1 Aus der Tiefe rufe ich, Herr, zu dir. 2 Herr, höre meine Stimme, lass deine Ohren merken auf die Stimme meines Flehens! 3 So du willst, Herr, Sünden zurechnen, Herr, wer wird bestehen? 4 Denn bei dir ist die Vergebung, dass man dich fürchte.

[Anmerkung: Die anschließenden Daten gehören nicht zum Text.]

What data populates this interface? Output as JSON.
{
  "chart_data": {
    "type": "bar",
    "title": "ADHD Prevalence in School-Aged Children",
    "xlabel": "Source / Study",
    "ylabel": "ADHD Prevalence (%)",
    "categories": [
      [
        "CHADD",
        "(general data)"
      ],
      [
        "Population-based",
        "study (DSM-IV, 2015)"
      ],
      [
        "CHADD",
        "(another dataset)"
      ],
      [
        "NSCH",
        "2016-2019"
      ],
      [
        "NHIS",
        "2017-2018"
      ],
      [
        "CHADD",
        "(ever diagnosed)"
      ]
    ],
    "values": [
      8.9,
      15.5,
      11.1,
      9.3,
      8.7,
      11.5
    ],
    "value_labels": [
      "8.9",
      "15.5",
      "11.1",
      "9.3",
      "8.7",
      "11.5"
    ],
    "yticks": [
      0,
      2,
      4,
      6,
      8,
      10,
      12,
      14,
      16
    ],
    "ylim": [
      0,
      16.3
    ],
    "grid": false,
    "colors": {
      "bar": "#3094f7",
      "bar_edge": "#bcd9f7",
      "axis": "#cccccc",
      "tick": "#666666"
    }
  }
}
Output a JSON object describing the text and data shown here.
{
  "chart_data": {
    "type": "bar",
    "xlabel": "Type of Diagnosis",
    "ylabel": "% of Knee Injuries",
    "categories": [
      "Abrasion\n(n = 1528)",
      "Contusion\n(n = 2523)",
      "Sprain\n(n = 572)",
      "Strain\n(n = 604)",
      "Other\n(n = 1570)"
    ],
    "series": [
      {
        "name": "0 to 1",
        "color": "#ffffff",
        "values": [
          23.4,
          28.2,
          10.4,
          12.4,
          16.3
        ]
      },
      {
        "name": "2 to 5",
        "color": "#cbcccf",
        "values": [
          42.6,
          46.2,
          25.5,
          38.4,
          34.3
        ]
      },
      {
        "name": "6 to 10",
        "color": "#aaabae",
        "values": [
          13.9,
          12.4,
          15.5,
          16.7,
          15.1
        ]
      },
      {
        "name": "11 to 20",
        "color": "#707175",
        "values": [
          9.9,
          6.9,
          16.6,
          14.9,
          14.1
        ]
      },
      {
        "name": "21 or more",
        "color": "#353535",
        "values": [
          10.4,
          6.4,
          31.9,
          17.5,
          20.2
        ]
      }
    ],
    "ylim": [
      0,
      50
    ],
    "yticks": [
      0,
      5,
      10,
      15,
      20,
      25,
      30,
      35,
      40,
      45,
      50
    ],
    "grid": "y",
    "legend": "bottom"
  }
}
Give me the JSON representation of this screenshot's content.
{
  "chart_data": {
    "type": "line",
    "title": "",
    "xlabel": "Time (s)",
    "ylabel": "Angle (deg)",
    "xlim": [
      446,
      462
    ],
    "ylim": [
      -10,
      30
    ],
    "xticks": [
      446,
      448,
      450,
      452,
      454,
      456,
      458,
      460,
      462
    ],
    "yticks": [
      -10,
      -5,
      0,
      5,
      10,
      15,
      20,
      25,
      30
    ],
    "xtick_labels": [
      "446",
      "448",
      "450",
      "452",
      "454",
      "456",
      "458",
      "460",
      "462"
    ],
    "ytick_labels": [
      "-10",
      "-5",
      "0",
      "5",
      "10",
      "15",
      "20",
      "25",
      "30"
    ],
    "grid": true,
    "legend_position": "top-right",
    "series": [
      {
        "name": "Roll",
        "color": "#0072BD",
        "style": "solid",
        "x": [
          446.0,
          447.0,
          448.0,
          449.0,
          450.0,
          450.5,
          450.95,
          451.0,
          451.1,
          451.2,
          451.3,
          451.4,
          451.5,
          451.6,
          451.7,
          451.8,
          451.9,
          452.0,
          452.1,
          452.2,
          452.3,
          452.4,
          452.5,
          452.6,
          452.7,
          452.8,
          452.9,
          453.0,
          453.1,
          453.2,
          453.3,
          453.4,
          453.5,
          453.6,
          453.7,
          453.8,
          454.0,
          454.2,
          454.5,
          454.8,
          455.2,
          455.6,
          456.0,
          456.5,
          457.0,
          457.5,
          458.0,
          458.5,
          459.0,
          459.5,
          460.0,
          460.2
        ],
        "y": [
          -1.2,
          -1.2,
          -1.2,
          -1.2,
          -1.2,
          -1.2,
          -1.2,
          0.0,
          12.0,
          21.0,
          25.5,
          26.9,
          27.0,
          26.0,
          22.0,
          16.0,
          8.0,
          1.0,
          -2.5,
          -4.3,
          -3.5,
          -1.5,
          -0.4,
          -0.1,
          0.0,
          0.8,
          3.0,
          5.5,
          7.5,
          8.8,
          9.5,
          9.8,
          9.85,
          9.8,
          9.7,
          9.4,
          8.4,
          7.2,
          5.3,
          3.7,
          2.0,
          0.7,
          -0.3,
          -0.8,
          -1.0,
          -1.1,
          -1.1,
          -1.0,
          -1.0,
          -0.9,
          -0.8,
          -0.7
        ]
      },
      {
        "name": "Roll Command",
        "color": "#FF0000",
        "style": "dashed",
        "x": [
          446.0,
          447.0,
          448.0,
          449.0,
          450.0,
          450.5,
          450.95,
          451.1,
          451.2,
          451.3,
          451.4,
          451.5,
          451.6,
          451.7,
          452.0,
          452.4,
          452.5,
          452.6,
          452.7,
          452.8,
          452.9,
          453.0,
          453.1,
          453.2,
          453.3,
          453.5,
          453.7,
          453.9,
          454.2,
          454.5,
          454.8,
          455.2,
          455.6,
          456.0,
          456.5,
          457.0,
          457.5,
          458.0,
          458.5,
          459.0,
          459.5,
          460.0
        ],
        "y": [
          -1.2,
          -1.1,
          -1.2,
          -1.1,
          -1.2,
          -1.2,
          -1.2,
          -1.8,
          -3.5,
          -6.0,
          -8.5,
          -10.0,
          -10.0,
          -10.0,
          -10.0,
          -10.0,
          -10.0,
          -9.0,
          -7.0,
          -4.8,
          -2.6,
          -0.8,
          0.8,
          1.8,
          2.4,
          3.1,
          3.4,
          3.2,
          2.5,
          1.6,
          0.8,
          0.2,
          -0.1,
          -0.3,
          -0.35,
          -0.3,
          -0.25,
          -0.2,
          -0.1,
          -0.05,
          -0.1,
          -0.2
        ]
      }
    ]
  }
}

V. 1. Aus der Tiefe rufe ich. Von Fluten der Leiden umrauscht lässt der Prophet wie aus einem tiefen Abgrund seine Stimme emporsteigen. Das wollen wir beachten. In der Regel haben Nöte, von denen man kein Ende sieht, Verzweiflung zur Folge, und es gehört zu dem Schwersten, das es gibt, in tiefer Traurigkeit und Niedergeschlagenheit sich zum Gebet aufzuraffen. Wunderbar, bei angenehmen, ruhigen Verhältnissen kommt unser Gebet ins Stocken, weil Sicherheit sich unser bemächtigt, hingegen Leiden, die uns aufrütteln sollten, betäuben uns und lähmen uns so noch mehr. Der Prophet entnimmt nun aber gerade den Widerwärtigkeiten, dem Kummer, den Gefahren, dem Schmerz, worin er versenkt ist, die Zuversicht zum Gebet. Dabei verrät er seine Angst und seine heftige Bewegung durch das Wort „rufen“ oder „schreien“ und durch die Wiederholung, die der zweite Vers enthält. – Bei den Römischen wird der Psalm schnöde gemissbraucht und entweiht. Sie murmeln ihn her zu Gunsten der Verstorbenen, als ob die Lebenden ihn nicht brauchen könnten. So hat der Teufel es fertig gebracht, die überaus wertvollen Lehren unseres Psalms zu entkräften, und der Welt ist ein unvergleichlicher Schatz verloren gegangen.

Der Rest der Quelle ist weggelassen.